Conozco varios hombres que se asquean ante las tetas operadas, auqnue la tv cuente otra histora.
no les gustan las mujeres, aunque ellos te cuenten otra historia
Yo soy de las personas que llora con cualquier película, pero estoy de acuerdo que cada vez los actores son menos expresivos, por cuestiones estéticas que es la peor parte, porque te das cuenta del miedo que tienen a envejecer.
Me parece curiosa y atinada su perspectiva. Esto es una ejemplificación de los estereotipos de composición plástica que seguimos en la actualidad. Desafortunadamente, esto se profundiza a algo más que una cara sin arrugas, sino a todo una relación de la belleza con la perduración de la apariencia joven, modificando la concepción del cambio natural, del crecimiento sano. Al ir en contra de ello, encontramos miradas de rechazo -al igual que usted cuando no llora-, percibiendo lo fuerte que es esta relación.
Desafortunadamente en el mundo del medio artístico público, la apariencia física en muchas ocasiones es mucho más importante que la personal e inclusive que el mismo talento para representar cualquier tipo de personaje en la pantalla grande y sin evitarlo eso para muchas personas en la sociedad afecta la forma de vida cotidiana. Ya que al ver a la actriz perfecta sin ninguna imperfección en una televisión perturba a querer ser de la misma forma, erróneamente claro, ya que ese es el prototipo de persona que te muestran diariamente, es como las modelos de los años 50´s con una masa muscular normal, con piernas bien torneadas y sin embargo las modelos de ahora son puro hueso. Por mi parte es muy triste que las actrices y actores, en sí que los mismos directores de castings se preocupen por la apariencia que por el mismo talento, el talento para aun estando arrugada y con imperfecciones demuestres el sentimiento y la situación por la que está pasando el personaje. Pero por otro lado es entendible el comportamiento de la gente del medio, pues al existir tanta demanda por gente joven es inevitable no sentirse intimidado o remplazado.
Bueno, la verdad es, que las mujeres ya no disfrutan su vejez como algunas buenas y muy buenas actrices lo hacen, por ejemplo, hay mujeres que estuvieron en el cine de Pedro Infante y mostraban una cara natural, no que ahora, por la «modernidad» se quieren ver más jóvenes y lalala… lo que deberían de fijarse es en su trabajo y no solo una cara bonita para un personaje.
La película es pésima. Mera excusa para que ella luzca ojos (asiáticos, suddenly) y muslacos apretaditos.

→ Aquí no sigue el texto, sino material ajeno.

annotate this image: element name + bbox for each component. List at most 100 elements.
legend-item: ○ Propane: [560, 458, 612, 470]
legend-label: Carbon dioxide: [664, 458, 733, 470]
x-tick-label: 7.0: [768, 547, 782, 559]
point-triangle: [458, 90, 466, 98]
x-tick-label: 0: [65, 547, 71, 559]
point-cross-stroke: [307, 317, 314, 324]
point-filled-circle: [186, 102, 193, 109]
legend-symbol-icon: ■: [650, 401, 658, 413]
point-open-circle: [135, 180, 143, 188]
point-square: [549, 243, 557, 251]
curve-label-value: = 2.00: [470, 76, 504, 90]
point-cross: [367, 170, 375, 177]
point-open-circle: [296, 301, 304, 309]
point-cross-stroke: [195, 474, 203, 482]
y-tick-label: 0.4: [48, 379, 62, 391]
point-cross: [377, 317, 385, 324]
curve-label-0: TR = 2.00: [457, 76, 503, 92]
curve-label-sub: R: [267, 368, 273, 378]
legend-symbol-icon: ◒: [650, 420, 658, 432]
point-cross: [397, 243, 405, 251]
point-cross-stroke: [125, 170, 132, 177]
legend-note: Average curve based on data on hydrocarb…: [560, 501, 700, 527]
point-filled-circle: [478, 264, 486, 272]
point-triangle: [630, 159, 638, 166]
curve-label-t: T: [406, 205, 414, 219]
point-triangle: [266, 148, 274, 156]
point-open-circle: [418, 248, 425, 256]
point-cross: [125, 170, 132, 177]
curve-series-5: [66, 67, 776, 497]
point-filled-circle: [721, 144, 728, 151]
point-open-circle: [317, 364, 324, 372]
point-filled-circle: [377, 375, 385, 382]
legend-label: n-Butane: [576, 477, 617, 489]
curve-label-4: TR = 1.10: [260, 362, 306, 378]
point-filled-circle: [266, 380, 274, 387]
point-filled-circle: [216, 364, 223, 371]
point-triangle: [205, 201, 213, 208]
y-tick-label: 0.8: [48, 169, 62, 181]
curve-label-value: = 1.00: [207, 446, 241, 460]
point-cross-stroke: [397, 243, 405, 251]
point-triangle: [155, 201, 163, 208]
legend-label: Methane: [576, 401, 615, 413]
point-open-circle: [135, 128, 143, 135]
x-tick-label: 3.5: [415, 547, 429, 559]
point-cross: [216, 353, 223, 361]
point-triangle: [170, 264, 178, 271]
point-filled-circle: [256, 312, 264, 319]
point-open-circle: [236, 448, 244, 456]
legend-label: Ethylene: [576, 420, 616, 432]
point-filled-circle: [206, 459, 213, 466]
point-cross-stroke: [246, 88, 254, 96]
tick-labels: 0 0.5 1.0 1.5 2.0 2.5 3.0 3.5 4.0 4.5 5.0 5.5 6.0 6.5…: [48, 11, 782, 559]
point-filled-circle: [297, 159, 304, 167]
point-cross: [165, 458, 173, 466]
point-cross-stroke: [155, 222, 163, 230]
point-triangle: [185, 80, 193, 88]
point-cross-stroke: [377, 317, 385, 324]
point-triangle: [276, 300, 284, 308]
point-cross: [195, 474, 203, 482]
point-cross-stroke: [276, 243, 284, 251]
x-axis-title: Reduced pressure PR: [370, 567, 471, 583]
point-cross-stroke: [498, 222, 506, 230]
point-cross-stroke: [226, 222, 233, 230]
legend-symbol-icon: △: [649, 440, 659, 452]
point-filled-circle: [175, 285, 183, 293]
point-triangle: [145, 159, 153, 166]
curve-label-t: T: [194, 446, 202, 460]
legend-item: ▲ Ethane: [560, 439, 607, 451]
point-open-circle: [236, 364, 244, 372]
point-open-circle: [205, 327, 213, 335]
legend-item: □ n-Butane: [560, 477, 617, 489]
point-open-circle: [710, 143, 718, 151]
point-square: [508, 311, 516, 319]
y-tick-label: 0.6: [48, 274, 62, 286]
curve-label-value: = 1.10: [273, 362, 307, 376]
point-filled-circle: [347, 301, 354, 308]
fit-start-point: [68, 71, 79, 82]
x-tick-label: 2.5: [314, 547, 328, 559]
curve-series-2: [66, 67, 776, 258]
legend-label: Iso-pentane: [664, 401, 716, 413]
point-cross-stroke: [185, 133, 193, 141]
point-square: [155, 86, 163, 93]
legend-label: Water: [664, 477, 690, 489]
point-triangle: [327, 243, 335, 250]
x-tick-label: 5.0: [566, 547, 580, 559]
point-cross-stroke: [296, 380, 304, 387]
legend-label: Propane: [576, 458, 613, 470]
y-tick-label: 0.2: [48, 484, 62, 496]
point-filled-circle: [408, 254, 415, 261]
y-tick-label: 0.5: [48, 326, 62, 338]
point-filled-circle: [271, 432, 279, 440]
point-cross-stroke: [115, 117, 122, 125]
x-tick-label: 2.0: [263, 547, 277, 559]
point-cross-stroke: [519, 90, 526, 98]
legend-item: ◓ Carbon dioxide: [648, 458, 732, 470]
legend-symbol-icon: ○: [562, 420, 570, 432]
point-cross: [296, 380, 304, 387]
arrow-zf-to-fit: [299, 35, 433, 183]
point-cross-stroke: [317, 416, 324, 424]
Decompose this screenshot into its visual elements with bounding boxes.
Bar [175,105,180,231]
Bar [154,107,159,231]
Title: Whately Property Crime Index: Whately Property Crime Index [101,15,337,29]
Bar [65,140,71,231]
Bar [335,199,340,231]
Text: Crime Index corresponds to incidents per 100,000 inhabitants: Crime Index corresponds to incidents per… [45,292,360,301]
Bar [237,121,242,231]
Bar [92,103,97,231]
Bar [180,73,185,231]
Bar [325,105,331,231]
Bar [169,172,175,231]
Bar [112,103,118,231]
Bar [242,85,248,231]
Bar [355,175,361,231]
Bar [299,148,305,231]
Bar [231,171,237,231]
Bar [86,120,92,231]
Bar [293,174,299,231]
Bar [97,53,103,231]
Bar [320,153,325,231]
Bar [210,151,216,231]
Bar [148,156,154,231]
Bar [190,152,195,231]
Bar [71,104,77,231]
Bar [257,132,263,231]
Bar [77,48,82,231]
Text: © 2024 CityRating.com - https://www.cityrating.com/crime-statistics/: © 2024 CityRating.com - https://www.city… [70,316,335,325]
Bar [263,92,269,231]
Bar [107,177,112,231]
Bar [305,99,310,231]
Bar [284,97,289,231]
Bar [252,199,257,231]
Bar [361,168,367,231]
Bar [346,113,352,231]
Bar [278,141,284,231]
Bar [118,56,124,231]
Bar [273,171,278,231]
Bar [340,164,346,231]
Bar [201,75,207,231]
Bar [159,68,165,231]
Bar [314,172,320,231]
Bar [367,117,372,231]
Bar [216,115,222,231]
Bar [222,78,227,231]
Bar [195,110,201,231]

Lo de los planos finales desde abajo mostrando pierna , depilación arzoluta y pechamen con barro es lamentable y vergonzoso. No veo cómo se ha podido prestar a eso la actriz, si no es porque está de acuerdo.
La escena en la que están los dos cara a cara muestra claramente a qué nos lleva esta sociedad/suciedad.
Y además reforzando estereotipos: ella nerviosa y él tranquilo, ella estirada y él curtidito.
Lo que diga una mujer de otras mujeres me la suda.